When material made in one era is made available in other, is a warning about unsuitable elements enough? A few thoughts.
Disney launched its gigantic streaming service Disney+ last November in the US, Canada and The Netherlands, with it heading to the UK this March. The service hosts many of Disney’s latest blockbusters as well as original material such as The Mandalorian and plenty of Forky -shorts for Toy Story fans. And also on there, a key selling point, are many of the studio’s classic animated films, such as Lady & The Tramp and Aladdin.
But as the service launched in the US, viewers quickly noticed that some films come with a warning from the big Mickey Mouse himself. “This program is presented as originally created. It may contain outdated cultural depictions” the warning reads. The films that the warning has been attached to are Dumbo, Peter Pan, The Aristocats, The Jungle Book and the original Lady & The Tramp.
Through modern eyes, there’s little question that the films mentioned are very troublesome. What’s notable here, though, is that Disney has decided to present the film in its original form, leaving in the uncomfortable elements of these five films. In fact, there’s an argument that more than five films could have used the warning, but perhaps that’s for another time. Still, it’s notable that the original Aladdin did not have the warning attached to it, especially since the song ‘Arabian Nights’ gathered some controversy already back in the 90s (and even then after it was re-edited; early bootleg videos of the film had a lyric that was removed prior to the theatrical release).
Disney seems to care about its brand enough to acknowledge that some of the material it’s produced in the past now seems racist (and there are one or two of its older films that look like they’ll be going nowhere near Disney+). But in this case, are warnings enough? Should the material instead be edited? Should the two crows be edited out of Dumbo for representing negative, racist stereotypes of black people?
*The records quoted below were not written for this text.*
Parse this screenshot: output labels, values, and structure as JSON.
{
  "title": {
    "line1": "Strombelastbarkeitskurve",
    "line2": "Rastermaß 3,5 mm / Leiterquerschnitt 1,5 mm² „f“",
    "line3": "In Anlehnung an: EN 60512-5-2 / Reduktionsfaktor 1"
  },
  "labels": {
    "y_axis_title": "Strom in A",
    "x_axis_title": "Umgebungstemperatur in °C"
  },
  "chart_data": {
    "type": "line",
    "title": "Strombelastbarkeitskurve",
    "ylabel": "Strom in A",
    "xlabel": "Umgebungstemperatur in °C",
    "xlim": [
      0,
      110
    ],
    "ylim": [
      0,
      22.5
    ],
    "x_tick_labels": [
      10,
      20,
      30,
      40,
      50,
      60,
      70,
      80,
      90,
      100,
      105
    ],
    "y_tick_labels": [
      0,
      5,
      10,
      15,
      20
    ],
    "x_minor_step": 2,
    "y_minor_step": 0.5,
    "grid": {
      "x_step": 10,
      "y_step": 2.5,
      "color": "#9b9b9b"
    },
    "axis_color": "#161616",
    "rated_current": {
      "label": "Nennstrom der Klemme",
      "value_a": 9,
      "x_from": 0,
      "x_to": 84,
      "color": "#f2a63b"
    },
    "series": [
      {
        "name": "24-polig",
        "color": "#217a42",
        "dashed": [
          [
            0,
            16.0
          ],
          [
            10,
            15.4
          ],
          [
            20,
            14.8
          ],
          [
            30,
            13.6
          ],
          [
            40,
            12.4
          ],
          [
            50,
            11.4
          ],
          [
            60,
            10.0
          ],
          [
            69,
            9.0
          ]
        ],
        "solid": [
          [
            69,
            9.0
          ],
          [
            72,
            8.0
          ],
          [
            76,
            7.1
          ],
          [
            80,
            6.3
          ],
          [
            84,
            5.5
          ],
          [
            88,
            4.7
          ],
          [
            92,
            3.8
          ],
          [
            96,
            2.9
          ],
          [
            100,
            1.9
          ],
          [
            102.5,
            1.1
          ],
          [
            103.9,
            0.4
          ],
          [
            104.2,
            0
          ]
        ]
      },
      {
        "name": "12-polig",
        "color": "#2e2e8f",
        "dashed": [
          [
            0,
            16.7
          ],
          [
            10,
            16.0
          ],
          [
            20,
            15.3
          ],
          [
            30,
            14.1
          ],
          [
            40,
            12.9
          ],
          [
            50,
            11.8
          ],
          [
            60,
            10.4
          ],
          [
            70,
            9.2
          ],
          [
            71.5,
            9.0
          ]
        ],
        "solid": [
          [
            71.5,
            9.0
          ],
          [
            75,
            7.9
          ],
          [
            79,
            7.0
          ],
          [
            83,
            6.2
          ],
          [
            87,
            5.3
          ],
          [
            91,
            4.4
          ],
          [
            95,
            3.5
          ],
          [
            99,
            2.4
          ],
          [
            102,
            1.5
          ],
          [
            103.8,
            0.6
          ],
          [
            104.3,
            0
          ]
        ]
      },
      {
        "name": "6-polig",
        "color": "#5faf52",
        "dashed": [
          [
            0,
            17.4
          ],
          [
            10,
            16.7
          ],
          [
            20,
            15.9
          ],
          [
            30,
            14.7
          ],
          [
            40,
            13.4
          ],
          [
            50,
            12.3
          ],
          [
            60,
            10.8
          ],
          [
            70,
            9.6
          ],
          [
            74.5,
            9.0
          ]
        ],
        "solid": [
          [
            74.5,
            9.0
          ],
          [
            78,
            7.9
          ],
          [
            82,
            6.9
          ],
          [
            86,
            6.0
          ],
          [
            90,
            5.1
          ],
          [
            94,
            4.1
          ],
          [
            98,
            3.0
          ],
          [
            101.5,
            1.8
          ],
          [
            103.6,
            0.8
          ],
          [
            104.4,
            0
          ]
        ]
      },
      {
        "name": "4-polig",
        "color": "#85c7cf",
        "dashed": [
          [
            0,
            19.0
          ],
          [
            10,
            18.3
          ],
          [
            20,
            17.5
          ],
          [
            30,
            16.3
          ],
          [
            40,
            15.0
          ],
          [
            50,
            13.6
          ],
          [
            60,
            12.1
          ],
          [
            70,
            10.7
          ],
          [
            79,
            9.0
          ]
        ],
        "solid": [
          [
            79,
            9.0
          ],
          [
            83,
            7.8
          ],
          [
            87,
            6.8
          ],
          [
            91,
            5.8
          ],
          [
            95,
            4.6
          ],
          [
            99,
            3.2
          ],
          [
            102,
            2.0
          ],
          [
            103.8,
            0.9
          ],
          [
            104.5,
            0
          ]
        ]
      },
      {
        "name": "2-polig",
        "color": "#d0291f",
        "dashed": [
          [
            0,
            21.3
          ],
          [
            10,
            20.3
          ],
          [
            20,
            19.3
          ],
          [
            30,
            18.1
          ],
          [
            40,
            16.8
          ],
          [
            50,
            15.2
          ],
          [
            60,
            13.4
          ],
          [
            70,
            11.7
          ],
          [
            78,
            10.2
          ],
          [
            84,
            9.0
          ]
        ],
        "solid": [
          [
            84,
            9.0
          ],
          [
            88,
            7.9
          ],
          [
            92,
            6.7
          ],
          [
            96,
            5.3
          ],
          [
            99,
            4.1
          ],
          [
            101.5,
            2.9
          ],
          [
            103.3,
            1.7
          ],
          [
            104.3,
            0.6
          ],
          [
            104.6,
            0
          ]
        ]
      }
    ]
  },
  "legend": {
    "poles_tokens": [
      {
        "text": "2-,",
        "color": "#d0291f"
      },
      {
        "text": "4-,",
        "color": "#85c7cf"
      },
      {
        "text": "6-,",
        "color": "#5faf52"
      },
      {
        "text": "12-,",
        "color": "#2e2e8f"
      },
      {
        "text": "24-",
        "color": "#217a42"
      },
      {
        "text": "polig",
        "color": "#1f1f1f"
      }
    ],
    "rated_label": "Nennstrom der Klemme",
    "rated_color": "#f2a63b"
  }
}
Or the offensive song in Lady & The Tramp in which Siamese cats are seen playing a piano with chopsticks? Would the exclusion of these scenes change the narrative in any way and would we even miss them? It’s a fair bet that some long arguments took place.
Whether or not Disney should have edited the “outdated” imagery out, the wording of the warning it used feels clumsy. The use of the word “outdated” means that these racist depictions have only recently gone out of date, out of fashion. Does that imply, though, that they were once alright and acceptable, maybe even funny? Could Disney have gone further, and acknowledged – appreciating different times – that in hindsight now, it was wrong to include these images, songs and characters in the first place? Does the warning exist as a gesture to cover the company’s own backside in case of backlash?
Lots of questions, not always easy answers.
Because after all, these films come with heaps of nostalgia and they are oftentimes much loved family movies, which is probably why Disney wouldn’t want to edit them. They certainly represent a time in film history. They reflect on how films used to be made, and what used to be included. The question is, should we edit other films too to edit out certain elements, especially when it comes to racism. This is commonplace on television, where sitcom and dramas from the 70s and 80s have had small edits for their TV repeats. On the big screen? 1927’s The Jazz Singer is one of the most influential and important films from a historical, technical perspective as the first motion picture with sound. It also features actor Al Jolson in blackface, which was common practice at the time. Should the film be edited or should it come with a warning now? Can we appreciate the film for one technical achievement while condemning it for its racist ways to tell a narrative?
In late May 2019, Sundance London kicked off its press screenings ahead of the main festival. According to several reactions on social media, many journalists watching Jennifer Kent’s The Nightingale left the screening after having felt triggered and incredibly uncomfortable by the film’s strong sexual violence. Days later, the public screenings of The Nightingale, the audiences were warned of the possibly triggering elements of the film. There were several small posters on the walls, warning about the film’s violent nature and during the film’s intro the violence was once again mentioned. And rightly so: The Nightingale includes several very violent rape scenes.
We’ve all seen warnings for flashing images in films for years now. Should this be policy going forward? What counts as triggering and does the material have to be at the level of The Nightingale to warrant a special warning? What responsibility does the viewer hold over researching a film before seeing it?
Warnings are certainly helpful and often needed. Attaching a warning to a new release does no harm (unless it offers spoilers in doing so), but could make a real difference to someone watching the film. No one wants audiences to feel ill or in emotional danger over a film, and the brief description on a BBFC certificate before booking is rarely much to go on (and its extended guidance is inevitably spoiler-filled). Films are designed to move you and to emotionally compromise you, but never to put you in any actual danger. There are several gruesome and vile films, which try to evoke a physical reaction from its audience, most notably in the horror genre. Most of the thrills come from being able to experience danger in a relatively safe way. The killer may be out to get the Final Girl and he may gut and behead several other characters before this, but it’s only entertaining if the viewer knows they’re safe.
Arguably, then, this new era of warnings can be a huge help for someone who is unwilling to put themselves in harm’s way for a film. They’re a useful tool for both cinemas and patrons alike and at best, can make a huge difference to someone’s mental health. It doesn’t hurt to know what you’re about to see, but it might do damage if you don’t know what’s coming.